There are three variance components:
\vspace*{2pt}
\begin{verbatim}
Between schools 0.00105
Between classes 0.318
Between students 3.05
\end{verbatim}
The between schools component can be neglected. The variance for a
class mean is $0.318 + 3.05/n$, where $n$ is the size of the class.
The two contributions are about equal when $n$ =10.
\section{*Additional Calculations}
We return again to the corn yield data.
\paragraph{Is variability between packages similar at all sites?:}
<>=
if(dev.cur()==2)invisible(dev.set(3))
vars <- sapply(split(ant111b$harvwt, ant111b$site), var)
vars <- vars/mean(vars) # Standardize to a variance of one
qqplot(qchisq(ppoints(vars),3), 3*vars)
@
\paragraph{Does variation within sites follow a normal distribution?:}
<>=
qqnorm(residuals(ant111b.lme))
@
\paragraph{What is the pattern of variation between sites?}
<>=
locmean <- sapply(split(log(ant111b$harvwt), ant111b$site), mean)
qqnorm(locmean)
@
The distribution seems remarkably close to normal.
\paragraph{Fitted values and residuals in \textit{lme}:}
By default fitted values account for all random effects, except those
at level 0. In the example under discussion
\texttt{fitted(ant111b.lme)} calculates fitted values at level 1,
which can be regarded as estimates of the site means. They are not
however the site means, as the graph given by the following
calculation demonstrates:
<>=
hat.lm <- fitted(lm(harvwt ~ site, data=ant111b))
hat.lme <- fitted(ant111b.lme) # By default, level=1)
plot(hat.lme ~ hat.lm, xlab="Site means",
ylab="Fitted values (BLUPS) from lme")
abline(0,1,col="red")
@
The fitted values are known as BLUPs (Best Linear Unbiased
Predictors).

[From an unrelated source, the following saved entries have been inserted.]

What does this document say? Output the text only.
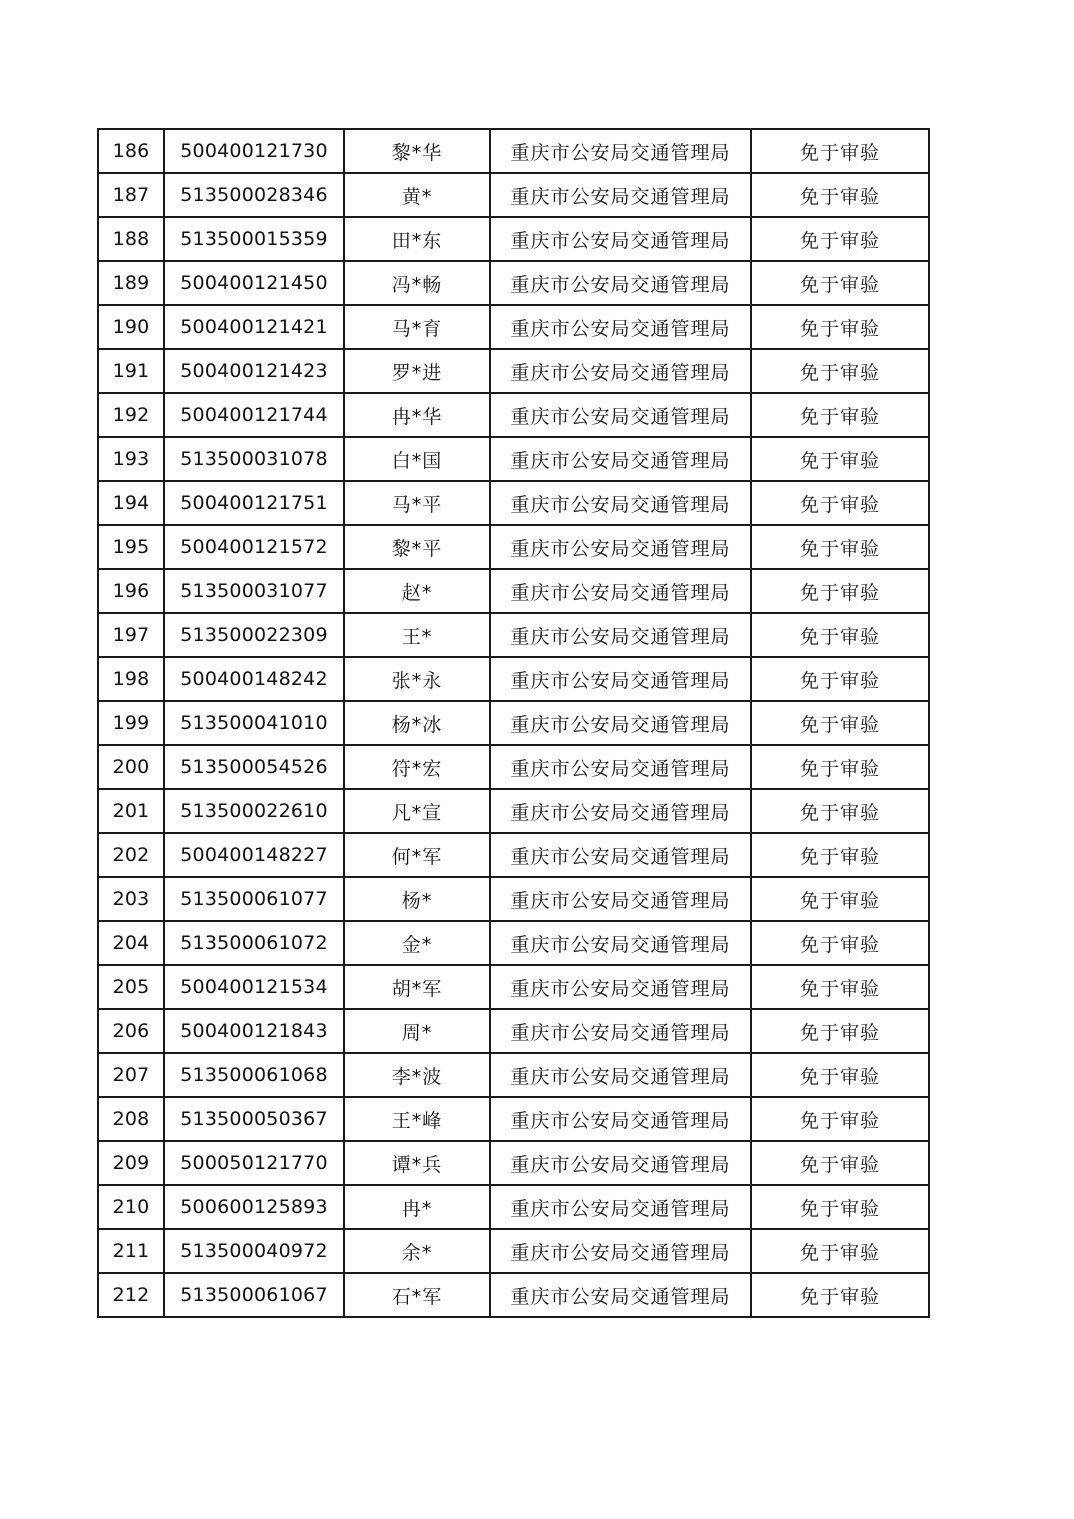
186	500400121730	黎*华	重庆市公安局交通管理局	免于审验
187	513500028346	黄*	重庆市公安局交通管理局	免于审验
188	513500015359	田*东	重庆市公安局交通管理局	免于审验
189	500400121450	冯*畅	重庆市公安局交通管理局	免于审验
190	500400121421	马*育	重庆市公安局交通管理局	免于审验
191	500400121423	罗*进	重庆市公安局交通管理局	免于审验
192	500400121744	冉*华	重庆市公安局交通管理局	免于审验
193	513500031078	白*国	重庆市公安局交通管理局	免于审验
194	500400121751	马*平	重庆市公安局交通管理局	免于审验
195	500400121572	黎*平	重庆市公安局交通管理局	免于审验
196	513500031077	赵*	重庆市公安局交通管理局	免于审验
197	513500022309	王*	重庆市公安局交通管理局	免于审验
198	500400148242	张*永	重庆市公安局交通管理局	免于审验
199	513500041010	杨*冰	重庆市公安局交通管理局	免于审验
200	513500054526	符*宏	重庆市公安局交通管理局	免于审验
201	513500022610	凡*宣	重庆市公安局交通管理局	免于审验
202	500400148227	何*军	重庆市公安局交通管理局	免于审验
203	513500061077	杨*	重庆市公安局交通管理局	免于审验
204	513500061072	金*	重庆市公安局交通管理局	免于审验
205	500400121534	胡*军	重庆市公安局交通管理局	免于审验
206	500400121843	周*	重庆市公安局交通管理局	免于审验
207	513500061068	李*波	重庆市公安局交通管理局	免于审验
208	513500050367	王*峰	重庆市公安局交通管理局	免于审验
209	500050121770	谭*兵	重庆市公安局交通管理局	免于审验
210	500600125893	冉*	重庆市公安局交通管理局	免于审验
211	513500040972	余*	重庆市公安局交通管理局	免于审验
212	513500061067	石*军	重庆市公安局交通管理局	免于审验
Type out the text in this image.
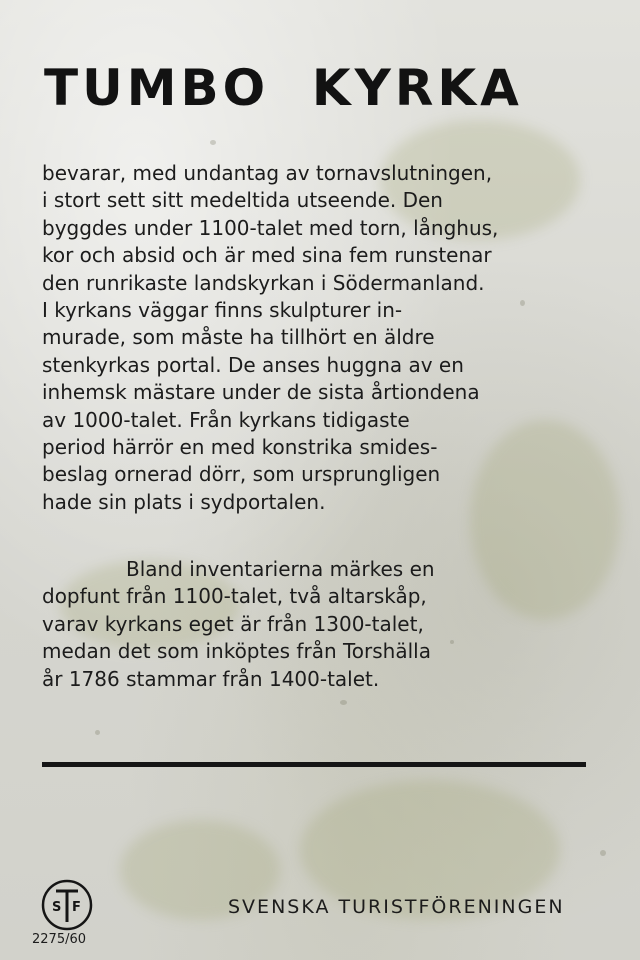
TUMBO  KYRKA

bevarar, med undantag av tornavslutningen,
i stort sett sitt medeltida utseende. Den
byggdes under 1100-talet med torn, långhus,
kor och absid och är med sina fem runstenar
den runrikaste landskyrkan i Södermanland.
I kyrkans väggar finns skulpturer in-
murade, som måste ha tillhört en äldre
stenkyrkas portal. De anses huggna av en
inhemsk mästare under de sista årtiondena
av 1000-talet. Från kyrkans tidigaste
period härrör en med konstrika smides-
beslag ornerad dörr, som ursprungligen
hade sin plats i sydportalen.

Bland inventarierna märkes en
dopfunt från 1100-talet, två altarskåp,
varav kyrkans eget är från 1300-talet,
medan det som inköptes från Torshälla
år 1786 stammar från 1400-talet.

S F
2275/60
SVENSKA TURISTFÖRENINGEN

Relative to the site means, they are pulled in
toward the overall mean. The most extreme site means will on
average, because of random variation, be more extreme than the
corresponding ``true'' means for those sites. There is a
theoretical result that gives the factor by which they should be
shrunk in towards the true mean.
Residuals are by default the residuals from the package means, i.e.,
they are residuals from the fitted values at the highest level
available. To get fitted values and residuals at level 0, enter:
<>=
hat0.lme <- fitted(ant111b.lme, level=0)
res0.lme <- resid(ant111b.lme, level=0)
plot(res0.lme, ant111b$harvwt - hat0.lme) # Points lie on y=x
@
\section{Notes -- Other Forms of Complex Error Structure}
Time series are another important special case. A first step is,
often, to subtract off any trend, and base further analysis on
residuals about this trend. Observations that are close together
in time are typically more closely correlated than observations
that are widely separated in time.
The variances of the mean of $n$ observations with variance
$\sigma^2$ will, assuming that positive correlation between neighbouring
observations makes the major contribution to the correlation
structure, be greater than $\frac{\sigma^2}{n}$.
Here is a simple way to generate data that are sequentially correlated.
The autocorrelation plot shows how the estimated correlation changes as
observations move further apart.
<>=
y <- rnorm(200)
y1 <- y[-1] + 0.5*y[-length(y)]
acf(y1)
@
Of course the multiplier in \texttt{y1 <- y[-1] + 0.5*y[-1000]} can
be any number at all, and more complex correlation structures
can be generated by incorporating further lags of \texttt{y}.